Finalmente, a área da segurança. Ora, quem não sabe que armas são fundamentais e que os filmes de faroeste sempre foram muito queridos? Do sapo da insegurança o povo vai se livrar. Tiros nesse sapo!, que aliás tem couro grosso. Daí que os calibres devam ser grossos também. Nada mais justo. O resto é mimimi. Uma ou outra gota de sangue é inevitável, mas, que diabo!, a Terra não é o paraíso, e até a maçã estava envenenada. Dirão as más línguas: agrotóxico! Olha, assim, é difícil governar. Pouca gente nasceu pra isso.
Paulo Gustavo
“… Balbúrdia, que é um novo nome para a mais perigosa das artes: a de incomodar os poderes constituídos”. Peço licença para discordar: balbúrdia não é só o que se instalou no transporte em S.Paulo na sexta passada, balbúrdia é o que se instalou em Brasília, nos palácios.
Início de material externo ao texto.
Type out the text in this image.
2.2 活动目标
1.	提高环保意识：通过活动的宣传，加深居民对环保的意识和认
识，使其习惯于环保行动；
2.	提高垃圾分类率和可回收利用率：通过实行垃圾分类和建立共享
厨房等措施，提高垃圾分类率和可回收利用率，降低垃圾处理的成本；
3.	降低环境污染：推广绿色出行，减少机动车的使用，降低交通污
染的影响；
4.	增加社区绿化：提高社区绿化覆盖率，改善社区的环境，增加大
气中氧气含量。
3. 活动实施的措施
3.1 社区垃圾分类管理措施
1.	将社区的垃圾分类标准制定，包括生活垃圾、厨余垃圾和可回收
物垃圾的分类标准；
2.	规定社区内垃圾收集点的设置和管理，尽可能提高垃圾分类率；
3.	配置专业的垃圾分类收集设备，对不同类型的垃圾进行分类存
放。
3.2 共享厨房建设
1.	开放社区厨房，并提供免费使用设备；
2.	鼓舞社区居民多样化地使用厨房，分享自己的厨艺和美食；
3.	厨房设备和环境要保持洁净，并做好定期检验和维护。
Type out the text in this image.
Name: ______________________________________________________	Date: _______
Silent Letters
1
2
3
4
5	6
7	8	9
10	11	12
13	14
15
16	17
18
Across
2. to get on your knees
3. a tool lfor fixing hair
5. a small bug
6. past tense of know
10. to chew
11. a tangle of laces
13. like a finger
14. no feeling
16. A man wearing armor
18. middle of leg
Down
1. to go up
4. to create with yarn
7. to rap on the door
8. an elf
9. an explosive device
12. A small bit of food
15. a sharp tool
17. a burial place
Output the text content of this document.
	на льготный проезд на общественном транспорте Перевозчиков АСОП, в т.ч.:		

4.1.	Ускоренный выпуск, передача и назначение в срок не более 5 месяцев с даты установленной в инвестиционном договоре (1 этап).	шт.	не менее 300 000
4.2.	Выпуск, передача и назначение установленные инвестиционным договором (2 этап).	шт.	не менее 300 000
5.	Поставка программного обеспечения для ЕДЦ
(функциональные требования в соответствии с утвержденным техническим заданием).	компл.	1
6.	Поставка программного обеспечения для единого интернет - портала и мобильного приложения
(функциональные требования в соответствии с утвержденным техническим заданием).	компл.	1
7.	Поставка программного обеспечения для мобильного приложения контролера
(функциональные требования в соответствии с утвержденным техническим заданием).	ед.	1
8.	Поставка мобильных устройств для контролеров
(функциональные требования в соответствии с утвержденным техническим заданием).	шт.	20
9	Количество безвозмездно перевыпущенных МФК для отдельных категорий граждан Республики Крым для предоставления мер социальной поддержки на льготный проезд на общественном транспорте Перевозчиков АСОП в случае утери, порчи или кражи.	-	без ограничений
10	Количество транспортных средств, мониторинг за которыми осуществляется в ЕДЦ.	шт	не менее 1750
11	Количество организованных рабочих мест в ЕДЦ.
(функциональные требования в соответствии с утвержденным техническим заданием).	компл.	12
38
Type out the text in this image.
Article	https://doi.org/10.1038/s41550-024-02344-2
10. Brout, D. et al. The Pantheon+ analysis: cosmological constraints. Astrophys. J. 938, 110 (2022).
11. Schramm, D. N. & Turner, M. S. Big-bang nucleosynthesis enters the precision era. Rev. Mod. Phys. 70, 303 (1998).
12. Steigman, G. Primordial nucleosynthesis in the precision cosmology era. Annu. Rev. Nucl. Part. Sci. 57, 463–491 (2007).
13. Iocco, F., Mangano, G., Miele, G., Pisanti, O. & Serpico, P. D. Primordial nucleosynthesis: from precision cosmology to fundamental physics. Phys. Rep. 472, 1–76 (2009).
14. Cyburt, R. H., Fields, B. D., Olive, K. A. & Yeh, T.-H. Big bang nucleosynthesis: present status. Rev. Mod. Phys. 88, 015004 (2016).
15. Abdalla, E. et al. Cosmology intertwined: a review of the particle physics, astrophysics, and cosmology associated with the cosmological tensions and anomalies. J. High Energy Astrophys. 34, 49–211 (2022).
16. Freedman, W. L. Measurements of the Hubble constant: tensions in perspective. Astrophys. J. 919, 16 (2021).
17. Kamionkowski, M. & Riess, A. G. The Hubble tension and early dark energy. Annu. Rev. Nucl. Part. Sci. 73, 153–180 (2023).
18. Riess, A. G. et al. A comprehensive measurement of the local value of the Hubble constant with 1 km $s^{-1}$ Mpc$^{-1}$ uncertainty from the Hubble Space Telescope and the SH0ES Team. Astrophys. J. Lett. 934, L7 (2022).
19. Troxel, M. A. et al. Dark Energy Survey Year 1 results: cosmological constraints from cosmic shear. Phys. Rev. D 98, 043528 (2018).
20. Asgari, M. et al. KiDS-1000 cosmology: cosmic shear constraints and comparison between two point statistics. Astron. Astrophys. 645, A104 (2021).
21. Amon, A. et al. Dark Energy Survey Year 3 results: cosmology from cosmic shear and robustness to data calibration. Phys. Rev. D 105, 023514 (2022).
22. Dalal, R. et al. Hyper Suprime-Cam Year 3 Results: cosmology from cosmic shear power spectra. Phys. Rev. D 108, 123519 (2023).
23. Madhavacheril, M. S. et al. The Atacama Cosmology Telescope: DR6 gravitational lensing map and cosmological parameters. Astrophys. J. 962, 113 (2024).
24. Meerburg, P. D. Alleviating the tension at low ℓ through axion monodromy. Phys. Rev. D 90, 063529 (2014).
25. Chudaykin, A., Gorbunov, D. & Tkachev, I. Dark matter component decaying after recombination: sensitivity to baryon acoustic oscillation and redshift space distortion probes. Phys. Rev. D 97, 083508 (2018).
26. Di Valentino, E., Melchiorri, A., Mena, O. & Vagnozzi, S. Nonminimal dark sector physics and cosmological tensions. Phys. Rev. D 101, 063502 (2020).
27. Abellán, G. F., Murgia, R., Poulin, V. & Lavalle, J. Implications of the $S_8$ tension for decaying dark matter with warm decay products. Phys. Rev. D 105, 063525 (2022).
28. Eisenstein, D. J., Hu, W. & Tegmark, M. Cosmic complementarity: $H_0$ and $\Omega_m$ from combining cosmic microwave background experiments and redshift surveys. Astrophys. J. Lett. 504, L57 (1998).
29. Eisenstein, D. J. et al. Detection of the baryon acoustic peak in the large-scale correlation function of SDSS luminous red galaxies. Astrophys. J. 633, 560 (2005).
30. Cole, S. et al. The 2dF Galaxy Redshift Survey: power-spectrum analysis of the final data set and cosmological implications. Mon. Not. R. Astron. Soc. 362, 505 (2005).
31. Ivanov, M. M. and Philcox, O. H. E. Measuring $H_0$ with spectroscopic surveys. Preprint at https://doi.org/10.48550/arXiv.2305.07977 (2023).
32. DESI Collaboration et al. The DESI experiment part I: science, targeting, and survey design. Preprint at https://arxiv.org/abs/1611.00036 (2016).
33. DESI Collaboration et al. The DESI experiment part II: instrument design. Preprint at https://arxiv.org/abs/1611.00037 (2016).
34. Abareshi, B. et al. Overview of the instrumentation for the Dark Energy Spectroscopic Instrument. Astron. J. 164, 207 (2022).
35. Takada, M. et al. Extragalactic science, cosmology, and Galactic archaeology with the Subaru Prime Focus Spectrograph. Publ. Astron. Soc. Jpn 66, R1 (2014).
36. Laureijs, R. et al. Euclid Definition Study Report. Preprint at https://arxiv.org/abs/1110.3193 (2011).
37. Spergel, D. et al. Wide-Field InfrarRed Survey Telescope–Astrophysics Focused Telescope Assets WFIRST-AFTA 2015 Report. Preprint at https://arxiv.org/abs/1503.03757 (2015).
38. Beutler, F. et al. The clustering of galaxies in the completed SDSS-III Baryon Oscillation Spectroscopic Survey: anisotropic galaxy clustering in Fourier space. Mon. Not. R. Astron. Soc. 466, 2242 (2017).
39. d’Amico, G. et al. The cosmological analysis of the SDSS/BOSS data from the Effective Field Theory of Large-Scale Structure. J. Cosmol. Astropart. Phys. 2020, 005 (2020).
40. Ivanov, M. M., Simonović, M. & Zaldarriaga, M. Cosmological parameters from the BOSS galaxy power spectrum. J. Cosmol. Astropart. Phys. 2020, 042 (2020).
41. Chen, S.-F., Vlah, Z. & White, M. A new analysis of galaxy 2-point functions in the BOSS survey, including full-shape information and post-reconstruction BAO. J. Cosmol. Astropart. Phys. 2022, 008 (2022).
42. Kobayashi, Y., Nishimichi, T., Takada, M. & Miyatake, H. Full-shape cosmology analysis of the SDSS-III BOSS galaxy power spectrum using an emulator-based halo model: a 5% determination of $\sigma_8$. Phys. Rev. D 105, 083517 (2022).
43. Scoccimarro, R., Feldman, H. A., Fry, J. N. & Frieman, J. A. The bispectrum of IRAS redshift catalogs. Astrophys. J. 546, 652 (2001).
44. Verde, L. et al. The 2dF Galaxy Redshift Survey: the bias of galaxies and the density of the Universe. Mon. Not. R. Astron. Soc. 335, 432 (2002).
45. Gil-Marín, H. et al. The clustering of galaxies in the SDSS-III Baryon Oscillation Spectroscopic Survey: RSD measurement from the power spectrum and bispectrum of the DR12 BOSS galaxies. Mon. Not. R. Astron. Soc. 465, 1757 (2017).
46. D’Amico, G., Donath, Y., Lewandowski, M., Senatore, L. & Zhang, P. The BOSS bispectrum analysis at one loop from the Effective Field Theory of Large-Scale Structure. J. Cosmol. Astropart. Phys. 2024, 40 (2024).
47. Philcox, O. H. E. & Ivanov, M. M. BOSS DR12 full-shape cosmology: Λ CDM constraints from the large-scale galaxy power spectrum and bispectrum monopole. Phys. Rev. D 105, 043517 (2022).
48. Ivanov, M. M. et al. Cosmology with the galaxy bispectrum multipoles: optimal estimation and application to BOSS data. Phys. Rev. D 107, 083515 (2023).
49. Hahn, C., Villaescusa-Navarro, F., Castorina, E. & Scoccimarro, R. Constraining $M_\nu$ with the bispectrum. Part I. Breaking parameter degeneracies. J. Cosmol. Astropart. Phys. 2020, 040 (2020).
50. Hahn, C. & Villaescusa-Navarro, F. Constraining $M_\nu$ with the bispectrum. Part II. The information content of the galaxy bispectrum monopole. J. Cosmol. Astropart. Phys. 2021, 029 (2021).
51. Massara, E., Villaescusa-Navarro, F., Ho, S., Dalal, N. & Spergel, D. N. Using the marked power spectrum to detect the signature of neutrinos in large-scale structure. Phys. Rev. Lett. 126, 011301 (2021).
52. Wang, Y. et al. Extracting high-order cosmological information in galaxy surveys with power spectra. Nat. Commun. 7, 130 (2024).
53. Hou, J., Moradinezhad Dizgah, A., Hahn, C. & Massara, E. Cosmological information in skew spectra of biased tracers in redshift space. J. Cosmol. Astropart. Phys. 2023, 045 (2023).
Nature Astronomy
A economista Monica de Bolle outro dia (Estadão, 08/05/19) disse que “cada governo tem a sua palavra, seu mot juste”, e a do governo Bolsonaro é balbúrdia, assim como a palavra do governo Dilma foi “estarrecida” ou “estarrecido”. E termina alertando para o perigo da combinação dessas palavras que nos trás o governo Bolsonaro: “Ficaremos todos estarrecido com a balbúrdia enquanto a economia padece no vácuo.”
ERRATA: faltou um S em estarrecido na penúltima linha.
Bem-vinda discordância.
Penso que o ministro usou balbúrdia pra não usar baderna.